With investors, consumers and governments continuing to prioritize societal initiatives, environmental, social and governance (ESG) performance is becoming critical for organizations to stay competitive in an increasingly socially conscious world. No longer can a strong product or service carry a business. Modern behaviours have shifted, and new preferences have emerged as this generation – and every generation to come – are committing to making the world a better place. They expect that same commitment from the companies with which they engage.
The lessons we’ve learned at Kinaxis may help other software companies enhance their sustainability strategies as well. ESG strategies will vary from industry to industry, but our experience within the technology sector has shaped four specific factors that fellow companies should consider when developing their ESG programs. With that, below are four takeaways we’ve compiled through Kinaxis’ own experiences.
ESG starts from the top down
A clear vision at the senior leadership level, as well as a commitment to ensuring that the proper resources and processes are in place, is the catalyst for software companies to have a successful ESG journey.

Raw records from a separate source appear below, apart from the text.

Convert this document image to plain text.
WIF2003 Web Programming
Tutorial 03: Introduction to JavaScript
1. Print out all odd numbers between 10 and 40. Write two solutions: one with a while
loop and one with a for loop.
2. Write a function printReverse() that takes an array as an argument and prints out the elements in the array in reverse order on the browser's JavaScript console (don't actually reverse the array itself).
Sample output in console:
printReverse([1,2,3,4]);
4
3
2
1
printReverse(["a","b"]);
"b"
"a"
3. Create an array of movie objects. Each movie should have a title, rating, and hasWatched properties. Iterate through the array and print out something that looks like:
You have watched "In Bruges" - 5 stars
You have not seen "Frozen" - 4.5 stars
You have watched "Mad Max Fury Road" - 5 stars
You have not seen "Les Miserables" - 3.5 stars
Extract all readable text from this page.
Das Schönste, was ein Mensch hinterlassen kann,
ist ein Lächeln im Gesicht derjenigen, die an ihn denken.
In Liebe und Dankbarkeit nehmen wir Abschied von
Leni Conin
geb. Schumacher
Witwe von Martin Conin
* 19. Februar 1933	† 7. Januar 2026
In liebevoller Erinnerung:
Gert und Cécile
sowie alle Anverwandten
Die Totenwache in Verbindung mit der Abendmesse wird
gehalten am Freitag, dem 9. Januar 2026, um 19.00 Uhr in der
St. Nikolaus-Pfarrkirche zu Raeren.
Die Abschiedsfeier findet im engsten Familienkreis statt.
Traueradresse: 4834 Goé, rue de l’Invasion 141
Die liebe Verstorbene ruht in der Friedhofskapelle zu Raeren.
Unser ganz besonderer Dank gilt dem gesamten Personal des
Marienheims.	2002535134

A strong ESG strategy starts from the top down and should be overseen by a governance committee represented by internal stakeholders across every department (e.g., marketing, sales, operations, executive leadership, etc.). To further extend ESG initiatives across an organization, companies can look to cross-functional steering committees (e.g., DEI committees), to ensure that the stakeholders are receiving the input and guidance needed to improve ESG performance.
The purpose of these structures is to collect ideas and comments from people all around the business on how the company can better achieve its sustainability goals. These committees can also provide significant advice to those who are ultimately accountable for ESG performance, to broaden the scope, activity and impact of environmental and social initiatives.
Engage sustainability experts
It takes time and effort to transform a software company into a more environmentally responsible one. Often, the transformation is demanding, and too difficult and time-consuming for in-house personnel to manage and push on their own. As a result, collaborating with professional sustainability specialists who understand how to assess and optimize a company’s environmental impact is an essential investment.
Sustainability specialists can assist organizations in calculating existing emissions, identifying energy-saving options, discovering carbon offset opportunities and choosing the best goods or solutions for each industry and use case. They can also work full-time or on a contract basis, supplementing your staff as needed.
If you are unsure about your team’s ability to pursue sustainability, consult with professionals who can steer you in the right direction. Consider joining the UN Global Compact and associated Accelerator initiatives, which provide advice in reaching ESG objectives.
Read the fine print
While typically not a carbon-intensive industry, software development can still produce carbon footprints from indirect emissions sources. For example, third-party data centers require a lot of energy to run and maintain servers, and keep computing hardware cool.
Today, there are seven million data centers in the world, according to Statista. Just two years ago, China’s data centers alone were emitting the equivalent of 21 million automobiles‘ worth of CO2 in a single year. Some experts warn that, if we are not careful, data centers might account for 10 percent of world power usage by 2030. As more individuals gain internet access and purchase new devices, data center emissions will rise unless corporations use more renewable energy for computational power.
Finding a data center provider that is committed to achieving carbon neutrality is one method that can help on this front. Working with providers that have established data centers with environmental-friendly infrastructure can compensate for emissions software companies cannot avoid. These service providers do much of the effort of reducing emissions themselves, making life easier for software clients.
Aside from data centers, there are numerous other possible sources of carbon emissions, including commuting and inefficient office spaces. As a software company, it’s critical to examine your operations to identify possibilities to reduce your organization’s overall carbon footprint.
It’s a marathon, not a sprint
Some of what we’ve learned may be useful to other software firms looking to kickstart their ESG operations and move closer to carbon neutrality. Setting up accountability mechanisms, collaborating with specialists, and investigating emission sources have all been beneficial in Kinaxis’ path.
However, there is another crucial point to consider: it takes time to build more sustainable software enterprises. There aren’t any shortcuts. It takes time to cultivate and sustain carbon-neutral organizations, and things will surely evolve as we learn more about how to successfully reduce emissions with new technology.
The journey to carbon neutrality is a marathon, not a sprint. Leaders that understand this will make decisions and establish teams that are committed to implementing long-term sustainable practices. The goal should be to always develop, learn and implement updated strategies continuously.